By K. Levek
There is a growing population of Washington, D.C. residents who are in constant search of medical care. Their constant search is further fuelled by their lack of employment and lack of the necessary health care needed to keep them healthy. A new facility will soon open in the Ward 5 neighborhood of Brentwood to help satisfy this need.
Ward 5’s Israel Baptist Church is building a new 42,000 sq. ft. life-learning center. The center, which is under the church’s non-profit- Israel Manor Incorporated or IMI- will be called the IMI Life Learning Center and is scheduled to open by the end of 2014. On February 11, 2014, the project held its groundbreaking with all community partners in the project present to witness the action.
The center will be a three-level facility and will house Unity Health Center on the first two floors as the facility’s tenant for the first 21 years of operation. The third level of the facility will be a multipurpose space that the church will use to hold operate various programming and community functions. The third floor will have office space for the non-profit to operate out of and will be open to the community to use the space for basketball games, banquets, weddings, gospel concerts and activities of the like for a nominal fee. Community meetings and non-profit meetings will be able to use the facility free of charge, but fundraisers will have an associated fee.

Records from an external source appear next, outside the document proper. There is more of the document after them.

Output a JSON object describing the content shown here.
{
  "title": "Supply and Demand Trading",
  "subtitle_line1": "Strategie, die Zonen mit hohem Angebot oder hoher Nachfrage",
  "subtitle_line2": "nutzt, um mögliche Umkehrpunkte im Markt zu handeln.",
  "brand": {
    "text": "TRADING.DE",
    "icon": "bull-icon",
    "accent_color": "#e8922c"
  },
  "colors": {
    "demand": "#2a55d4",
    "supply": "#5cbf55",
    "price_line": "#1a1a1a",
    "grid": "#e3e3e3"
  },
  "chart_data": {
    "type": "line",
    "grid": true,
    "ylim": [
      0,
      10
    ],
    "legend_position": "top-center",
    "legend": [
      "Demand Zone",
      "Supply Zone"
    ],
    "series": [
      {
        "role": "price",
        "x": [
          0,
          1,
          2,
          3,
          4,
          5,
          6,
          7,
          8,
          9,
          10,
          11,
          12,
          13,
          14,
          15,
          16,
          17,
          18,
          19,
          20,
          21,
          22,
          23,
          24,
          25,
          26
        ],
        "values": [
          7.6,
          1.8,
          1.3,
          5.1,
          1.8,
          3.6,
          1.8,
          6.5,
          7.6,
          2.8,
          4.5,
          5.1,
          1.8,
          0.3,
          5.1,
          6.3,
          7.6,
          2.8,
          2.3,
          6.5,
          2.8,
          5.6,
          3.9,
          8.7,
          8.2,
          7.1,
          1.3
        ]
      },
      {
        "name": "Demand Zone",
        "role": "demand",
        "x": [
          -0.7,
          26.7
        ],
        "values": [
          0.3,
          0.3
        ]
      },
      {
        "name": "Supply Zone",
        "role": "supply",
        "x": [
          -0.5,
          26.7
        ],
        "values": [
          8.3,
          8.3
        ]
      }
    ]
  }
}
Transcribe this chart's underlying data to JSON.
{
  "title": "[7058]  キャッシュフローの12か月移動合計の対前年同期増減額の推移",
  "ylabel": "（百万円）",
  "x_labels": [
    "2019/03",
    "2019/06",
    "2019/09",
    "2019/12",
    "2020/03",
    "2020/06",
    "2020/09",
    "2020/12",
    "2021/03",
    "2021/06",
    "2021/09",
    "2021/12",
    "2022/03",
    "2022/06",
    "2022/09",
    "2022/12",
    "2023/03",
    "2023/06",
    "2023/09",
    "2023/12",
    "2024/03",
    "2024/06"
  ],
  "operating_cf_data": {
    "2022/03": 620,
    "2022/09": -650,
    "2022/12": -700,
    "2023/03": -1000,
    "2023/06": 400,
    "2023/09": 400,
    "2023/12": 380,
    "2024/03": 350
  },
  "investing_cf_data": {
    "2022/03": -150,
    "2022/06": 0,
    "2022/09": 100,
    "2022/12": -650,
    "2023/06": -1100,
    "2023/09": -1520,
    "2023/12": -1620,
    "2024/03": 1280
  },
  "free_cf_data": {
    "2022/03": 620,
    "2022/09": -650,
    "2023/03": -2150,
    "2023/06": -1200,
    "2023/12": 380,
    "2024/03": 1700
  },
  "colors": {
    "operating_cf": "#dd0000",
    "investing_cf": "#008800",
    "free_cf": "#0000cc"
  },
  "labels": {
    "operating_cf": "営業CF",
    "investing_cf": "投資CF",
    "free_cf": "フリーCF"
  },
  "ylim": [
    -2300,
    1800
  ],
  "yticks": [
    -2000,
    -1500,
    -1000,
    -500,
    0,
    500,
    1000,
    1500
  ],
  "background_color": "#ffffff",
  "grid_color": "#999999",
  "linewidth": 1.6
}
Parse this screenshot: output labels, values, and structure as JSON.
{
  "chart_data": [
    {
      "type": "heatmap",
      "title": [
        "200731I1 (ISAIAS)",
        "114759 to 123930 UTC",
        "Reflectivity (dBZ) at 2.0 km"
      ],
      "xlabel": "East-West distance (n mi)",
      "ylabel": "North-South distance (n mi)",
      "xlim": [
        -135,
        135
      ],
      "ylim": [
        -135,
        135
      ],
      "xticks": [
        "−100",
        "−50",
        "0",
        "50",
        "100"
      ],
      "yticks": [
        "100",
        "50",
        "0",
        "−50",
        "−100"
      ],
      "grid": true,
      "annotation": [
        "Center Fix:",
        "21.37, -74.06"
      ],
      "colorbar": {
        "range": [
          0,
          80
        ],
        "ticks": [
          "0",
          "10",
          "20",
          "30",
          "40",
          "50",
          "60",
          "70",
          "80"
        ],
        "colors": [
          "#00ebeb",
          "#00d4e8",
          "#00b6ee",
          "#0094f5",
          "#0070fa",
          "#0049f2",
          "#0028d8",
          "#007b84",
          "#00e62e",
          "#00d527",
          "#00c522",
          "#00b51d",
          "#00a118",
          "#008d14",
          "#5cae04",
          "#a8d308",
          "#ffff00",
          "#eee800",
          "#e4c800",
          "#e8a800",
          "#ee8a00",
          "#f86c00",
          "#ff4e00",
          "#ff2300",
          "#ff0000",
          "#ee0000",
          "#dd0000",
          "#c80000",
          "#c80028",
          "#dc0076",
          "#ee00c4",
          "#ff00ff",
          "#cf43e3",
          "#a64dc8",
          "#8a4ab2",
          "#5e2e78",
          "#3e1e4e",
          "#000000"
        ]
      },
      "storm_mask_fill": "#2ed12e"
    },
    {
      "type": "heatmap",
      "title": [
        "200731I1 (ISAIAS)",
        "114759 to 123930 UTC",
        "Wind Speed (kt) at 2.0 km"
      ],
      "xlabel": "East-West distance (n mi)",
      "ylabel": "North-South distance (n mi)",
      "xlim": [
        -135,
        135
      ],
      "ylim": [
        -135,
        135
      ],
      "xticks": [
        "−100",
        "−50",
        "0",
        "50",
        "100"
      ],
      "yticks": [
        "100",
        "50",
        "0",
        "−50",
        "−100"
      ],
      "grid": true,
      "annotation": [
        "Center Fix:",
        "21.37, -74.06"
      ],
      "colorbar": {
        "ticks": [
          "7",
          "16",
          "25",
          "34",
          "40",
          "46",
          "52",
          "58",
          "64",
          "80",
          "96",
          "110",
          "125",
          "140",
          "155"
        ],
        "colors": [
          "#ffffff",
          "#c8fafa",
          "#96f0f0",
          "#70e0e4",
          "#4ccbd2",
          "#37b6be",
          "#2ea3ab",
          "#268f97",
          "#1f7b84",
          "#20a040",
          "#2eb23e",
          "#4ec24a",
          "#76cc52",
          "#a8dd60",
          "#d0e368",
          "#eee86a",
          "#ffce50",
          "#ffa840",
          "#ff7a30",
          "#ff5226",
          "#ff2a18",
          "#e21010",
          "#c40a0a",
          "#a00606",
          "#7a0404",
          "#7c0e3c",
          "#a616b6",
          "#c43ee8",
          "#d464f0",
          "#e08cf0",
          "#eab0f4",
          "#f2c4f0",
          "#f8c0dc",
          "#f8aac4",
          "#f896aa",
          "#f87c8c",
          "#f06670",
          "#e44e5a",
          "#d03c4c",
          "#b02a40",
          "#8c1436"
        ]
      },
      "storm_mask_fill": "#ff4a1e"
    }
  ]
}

Rev. Dr. Morris Shearin serves as Senior Pastor of Israel Baptist and he said this life-learning center has long been in his vision. “This center is apart of my ministry and mission and I brought it to this church.” Shearin, a native of North Carolina, was the former pastor of Mount Olive Baptist Church in Lewiston, NC. While there he remodeled the church, adding a major edition to the small frame that was there when he took over as pastor. When he assumed the pastor ship the church had 10 years pay off the remaining mortgage and under Shearin’s leadership he paid off the mortgage in 2 years and 10 months.
So he knows a bit about building from ground up and that same vision and tenacity he had in North Carolina, he brought to Israel when he assumed leadership. He said, “We started out wanting to do a community center, but as we continued in that development I got sick and had to go to Houston, TX for cancer treatment. While there, I got to see a life-learning center that was functioning with a different programming.” He brought that experience back to Israel and began to reshape his vision for the community center into a life-learning center.
IMI held community meetings at the church and asked local community organizations to come out and share what they were doing in the Ward 5 community. One of the organizations that came out was Unity Heath Care. At the time Shearin says he didn’t know how they could partner, but as he thought about the talents in his church and the mission of Unity Health Care, he knew a partnership was in the near future.
Unity Health Care is committed to “promoting healthier communities through compassion and comprehensive health and human services, regardless of ability to pay.” Pastor Shearin said, “It’s such a blessing from God that we met up with Unity Health Care. Because of our agreement to work under the same facility, the District’s Board of Zoning Adjustment (BZA) has given our facility the distinction of a clinic in the Ward 5 community.” He is especially proud of that distinction and understands this is the first step in his vision and the Unity’s commitment to providing adequate health services in the area.
Along with Unity occupying the building, Shearin says that his membership is comprised of a large amount of retired health professionals, who are eager about Unity and have already shown commitment to health services. “Even before Unity was on board, our church as been serving the greater Ward 5 community by holding various community health screenings throughout the year. So it has always been our church’s mission to serve our community in the health-related field.”
Pastor Shearin says the partnership with Unity was unique in that Unity’s President and CEO, Vincent A. Keane, is a former Catholic priest, who has dedicated himself to the issue of health care for the District’s homeless population. “I must say this has been a Christian process because the first person we worked with was a Christian and the president and CEO of Unity is a Christian,” said Sherain. The first prospective tenant IMI worked with was the Christian Community Credit Union out of Covena, California.
Although the deal with the bank fell through Unity stepped in and has been on board since, which has helped the project secure the necessary funding for such a large building. The project, which was incepted during former Mayor Anthony Williams tenure has moved slowly, but a new development team, District Development Group (DDG) led by Phins Jones and Andy Botticello has helped moved the project along.
DDG was instrumental in helping the project secure it’s critical funding through New Market Tax Credits (NMTC), a program established in 2000 that provides tax credit incentives to investors who invest in low-income communities. The IMI project qualified for this and Jones and Botticello sought to garner that funding. They also reached out to the District’s Department of Housing and Community Development who has provided Block Grant Funding for the project and the District’s Department of Health [Unity Healthcare].
Sherain said, “All the pieces have come together and I am awaiting the building to be finished and we move in.” Next on the horizon for Shearin is a book. He said, “There’s a book in me and the reason I know is because I didn’t write it yet.”